On the 25th anniversary of the adoption of UN Security Council Resolution 1325 on Women, Peace and Security, we reaffirm our unwavering commitment to advancing the Women, Peace and Security Agenda.

In this respect we, the representatives of Denmark, France, Greece, Guyana, Panama, the Republic of Korea, Sierra Leone, Slovenia and the United Kingdom, signatories of the Shared Commitments on Women, Peace and Security of the Security Council:

1. Reiterate our determination to uphold international law, including international humanitarian law and international human rights law, and to implement in full all Security Council Resolutions on Women, Peace and Security across all conflicts and situations on the Council’s agenda.

2. Call for the full, equal, meaningful and safe participation and leadership of women in peace processes; join the Secretary General’s call for women to constitute at least one-third of all participants in UN-led or co-led peace processes; and urge all stakeholders, including the UN, to make women’s participation the norm at every stage of peace processes, with a target of reaching 50 percent.

3. Invite UN department of Political and Peacebuilding Affairs jointly with UN Women to provide regular and real time updates on the progress of women’s participation in all relevant peace and security processes, including peace negotiations and transitions.

4. Express deep concern over the growing weaponisation of gender by State and non-state actors and call for a gender-responsive approach to our response to transnational threats. 

5. Call for the adoption of the longstanding 15-percent minimum funding target for gender equality as a core objective in UN peacebuilding funds, as well as by all donors in their official development assistance, humanitarian aid, post-conflict reconstruction, transitional justice and counterterrorism funding, and to ensure that such funding is tracked separately.

6. Urge all relevant UN sanctions committees to convene dedicated meetings on gender-related issues, including briefings by gender experts and to ensure that their mandates and designation criteria explicitly address systematic violations of women’s rights and sexual and gender-based violence.

7. Call for full integration of the Women, Peace and Security Agenda in all peace operations, and to ensure the continuity of work on this Agenda in mission transitions and withdrawals, including through retaining or further deploying gender and women’s protection advisers.

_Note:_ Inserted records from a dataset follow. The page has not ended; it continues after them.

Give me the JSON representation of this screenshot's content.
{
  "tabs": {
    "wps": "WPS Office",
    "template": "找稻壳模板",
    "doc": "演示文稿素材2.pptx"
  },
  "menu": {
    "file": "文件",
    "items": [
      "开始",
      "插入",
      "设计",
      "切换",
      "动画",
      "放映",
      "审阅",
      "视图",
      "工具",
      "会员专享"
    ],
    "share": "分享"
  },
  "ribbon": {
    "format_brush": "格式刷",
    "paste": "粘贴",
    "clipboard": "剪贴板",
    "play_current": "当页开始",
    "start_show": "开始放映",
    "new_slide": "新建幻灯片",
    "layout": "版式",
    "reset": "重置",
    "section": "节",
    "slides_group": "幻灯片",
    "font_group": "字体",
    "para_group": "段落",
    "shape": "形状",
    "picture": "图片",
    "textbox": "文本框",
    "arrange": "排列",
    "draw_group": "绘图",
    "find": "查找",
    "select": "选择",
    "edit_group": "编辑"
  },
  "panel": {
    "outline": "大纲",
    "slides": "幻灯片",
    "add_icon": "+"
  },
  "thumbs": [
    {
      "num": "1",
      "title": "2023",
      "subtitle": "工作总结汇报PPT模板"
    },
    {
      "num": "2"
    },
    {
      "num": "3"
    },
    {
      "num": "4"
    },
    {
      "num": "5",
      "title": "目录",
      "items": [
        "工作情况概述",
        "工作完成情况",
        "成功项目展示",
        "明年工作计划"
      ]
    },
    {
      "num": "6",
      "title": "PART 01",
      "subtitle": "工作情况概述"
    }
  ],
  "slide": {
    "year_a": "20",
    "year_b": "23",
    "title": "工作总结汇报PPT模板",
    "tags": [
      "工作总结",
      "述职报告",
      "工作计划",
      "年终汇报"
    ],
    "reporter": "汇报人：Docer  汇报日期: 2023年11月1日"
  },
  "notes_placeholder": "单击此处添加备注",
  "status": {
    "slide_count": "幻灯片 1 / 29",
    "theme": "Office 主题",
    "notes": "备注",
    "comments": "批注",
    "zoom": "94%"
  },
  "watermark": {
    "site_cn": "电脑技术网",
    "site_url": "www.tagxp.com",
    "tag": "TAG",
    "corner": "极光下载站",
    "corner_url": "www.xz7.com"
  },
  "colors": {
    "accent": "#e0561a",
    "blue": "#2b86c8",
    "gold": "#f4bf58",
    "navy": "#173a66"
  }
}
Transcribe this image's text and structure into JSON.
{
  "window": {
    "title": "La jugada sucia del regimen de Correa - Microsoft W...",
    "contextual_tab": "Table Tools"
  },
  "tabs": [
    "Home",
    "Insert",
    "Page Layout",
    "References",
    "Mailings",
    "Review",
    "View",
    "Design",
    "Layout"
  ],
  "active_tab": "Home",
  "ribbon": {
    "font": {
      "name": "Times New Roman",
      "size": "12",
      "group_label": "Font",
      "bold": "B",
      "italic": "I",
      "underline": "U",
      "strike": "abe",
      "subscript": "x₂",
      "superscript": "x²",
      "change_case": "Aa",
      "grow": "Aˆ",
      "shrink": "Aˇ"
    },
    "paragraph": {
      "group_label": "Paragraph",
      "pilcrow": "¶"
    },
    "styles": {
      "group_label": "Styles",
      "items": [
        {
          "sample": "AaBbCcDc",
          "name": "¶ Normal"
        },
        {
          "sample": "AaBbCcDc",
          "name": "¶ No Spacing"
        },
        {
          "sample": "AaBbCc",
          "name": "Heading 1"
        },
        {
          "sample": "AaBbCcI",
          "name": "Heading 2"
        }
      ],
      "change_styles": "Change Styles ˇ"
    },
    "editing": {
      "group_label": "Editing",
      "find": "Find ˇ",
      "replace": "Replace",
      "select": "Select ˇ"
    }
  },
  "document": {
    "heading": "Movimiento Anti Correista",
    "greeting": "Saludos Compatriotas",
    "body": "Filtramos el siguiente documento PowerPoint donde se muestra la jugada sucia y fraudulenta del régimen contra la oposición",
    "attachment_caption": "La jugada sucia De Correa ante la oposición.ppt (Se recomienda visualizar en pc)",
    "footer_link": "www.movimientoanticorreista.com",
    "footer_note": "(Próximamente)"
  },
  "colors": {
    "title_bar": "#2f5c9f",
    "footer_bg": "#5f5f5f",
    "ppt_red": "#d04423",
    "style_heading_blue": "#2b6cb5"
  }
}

8. Commit to enhance protection and support for women human rights defenders, including through dedicated flexible funding for specialized mechanisms for their protection and underline that the risks they face must never be used as a pretext to limit their right to participate or to express their independent views.

9. Reaffirm our commitment to ensuring that victims and survivors of sexual and gender-based violence in conflict receive the care required by their specific needs and without any discrimination.

10. Underscore the importance of accountability for all violations of human rights of women and girls, and underline our support for the core international justice institutions, including the ICC and ICJ.

11. Affirm that reproductive violence constitutes a violation of international law, commit to ending impunity, and call for immediate and non-discriminatory access to medical support to victims and survivors of war, including access to sexual and reproductive health and rights services and psychosocial support for victims and survivors of sexual violence.

This is the time to deliver. We call on all current and future Council Members, to ensure that the decisions and deliberations of the Security Council continue to highlight the impact of conflict on women and girls, to strengthen their participation and to ensure that these decisions are implemented – not ignored.